Il software ci mise mezz’ora a completare il suo lavoro. Il risultato fu nullo e confermò semplicemente quello che il tecnico tanto caro a Nina aveva già scoperto: il disco era stato ripulito molto accuratamente prima che i due file venissero copiati lì sopra. Non solo l’uomo che scrive appunti era stato accecato, ma l’avevano anche portato fuori e ammazzato.

Il caffè nella brocca era ormai freddo. Lanciai uno dei programmi di proprietà di Bobby per setacciare la superficie del disco alla ricerca di quello che vi era stato scritto sopra e per verificare in quel brodo primordiale binario qualsiasi irregolarità — o qualche regolarità inaspettata. A parte smontarla fisicamente per esplorarla con le pinzette, non c’era altro che si potesse fare per penetrare a fondo negli oscuri meandri infantili della mente digitale. Il passato resiste alle intrusioni anche tra i circuiti stampati.

Sullo schermo comparve una finestra di dialogo per dirmi che il processo sarebbe durato poco più di cinque ore. Poiché non è molto eccitante stare lì ad assistere, controllai che il cavo di alimentazione fosse inserito a dovere e uscii a fare una passeggiata.

Alle tre del pomeriggio Zandt chiamò dall’aeroporto. Gli diedi le indicazioni per raggiungere L’Espresso e vi ritornai per attenderlo. Quaranta minuti dopo, il suo taxi arrivò. John uscì, lanciò un’occhiataccia al tizio in costume davanti all’hotel e si incamminò verso di me. Procedeva con passo lento e molto regolare. Sapevo cosa significava.

Disse a un cameriere di passaggio di portargli una birra e si sedette di fronte a me. «Ciao Ward. Hai un aspetto un po’ vissuto.»

«Io? Tu sembri un rottame. Come sta Nina?»

«Alla grande,» disse.

Attese la sua birra. Si era tagliato la barba. Non mi chiese come stessi né cosa avevo fatto. Nella mia limitata conoscenza di Zandt avevo imparato che non si perdeva mai in convenevoli. Non faceva mai discorsi inutili: diceva solo quello che doveva dire e poi stava zitto oppure se ne andava. Era evidentemente ubriaco. Bisognava aver passato un po’ di tempo con un bevitore — come avevo fatto io una volta, per un anno — per accorgersene, perché i segni esteriori erano pochi. Le borse sotto gli occhi erano più scure e afferrò il bicchiere nel momento in cui fu posato sul tavolo; ma i suoi occhi erano limpidi e la voce calma e misurata.

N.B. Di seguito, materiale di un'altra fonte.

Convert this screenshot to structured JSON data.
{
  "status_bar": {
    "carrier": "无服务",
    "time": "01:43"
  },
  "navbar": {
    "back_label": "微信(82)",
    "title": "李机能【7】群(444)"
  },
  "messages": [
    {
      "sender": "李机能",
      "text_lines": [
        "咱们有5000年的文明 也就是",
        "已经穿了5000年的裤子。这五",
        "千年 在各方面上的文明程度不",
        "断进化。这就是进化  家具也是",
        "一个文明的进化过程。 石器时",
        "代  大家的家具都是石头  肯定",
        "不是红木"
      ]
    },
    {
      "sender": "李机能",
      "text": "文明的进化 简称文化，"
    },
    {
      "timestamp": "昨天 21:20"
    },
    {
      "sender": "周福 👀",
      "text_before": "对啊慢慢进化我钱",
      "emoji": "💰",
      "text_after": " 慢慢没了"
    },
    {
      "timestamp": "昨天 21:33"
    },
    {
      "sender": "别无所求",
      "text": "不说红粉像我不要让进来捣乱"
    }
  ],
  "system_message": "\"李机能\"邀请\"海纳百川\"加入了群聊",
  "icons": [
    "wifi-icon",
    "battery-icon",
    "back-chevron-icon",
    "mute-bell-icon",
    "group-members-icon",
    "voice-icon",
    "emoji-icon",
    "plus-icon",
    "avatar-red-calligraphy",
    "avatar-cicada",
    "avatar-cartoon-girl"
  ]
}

«Allora, cos’hai su Yakima?»

«Come ti ho già detto, non molto. Sono tornato a Los Angeles e ho riferito a Nina quello che avevamo scoperto. Lei ha fatto rapporto e non è accaduto nulla. Fondamentalmente ho cominciato a indagare perché.

Scrollò le spalle. Lo capivo. Non c’era molto altro da dire: lui era stato coinvolto nelle indagini sugli omicidi del Ragazzo delle Consegne, e la conseguenza era stata che sua figlia Karen era stata rapita e non fu mai più rivista in vita. Il suo matrimonio era andato a rotoli, lui aveva abbandonato il servizio attivo. Credo sia stato un bravissimo detective: era stato lui a scoprire che l’Homo Erectus era una specie di mezzano procacciatore di vittime che rapiva per conto di ricchi psicopatici che vivevano a The Halls. Ma anche se Zandt avesse desiderato tornare a essere un poliziotto, il che non era vero, difficilmente il dipartimento di polizia di Los Angeles sarebbe stato d’accordo. Quindi cos’altro gli rimaneva da fare? Diventare una guardia giurata? Mettersi in affari? In che campo? Zandt era ormai inadatto ad assumere un qualsivoglia impiego, proprio come me.

«Potremmo farci assumere dai federali.»

«Giusto. Tu sei stato sbattuto fuori dalla CIA. È una cosa che fa sempre impressione. A ogni modo, ti ricordi la parola scritta sulla porta della capanna che abbiamo trovato?»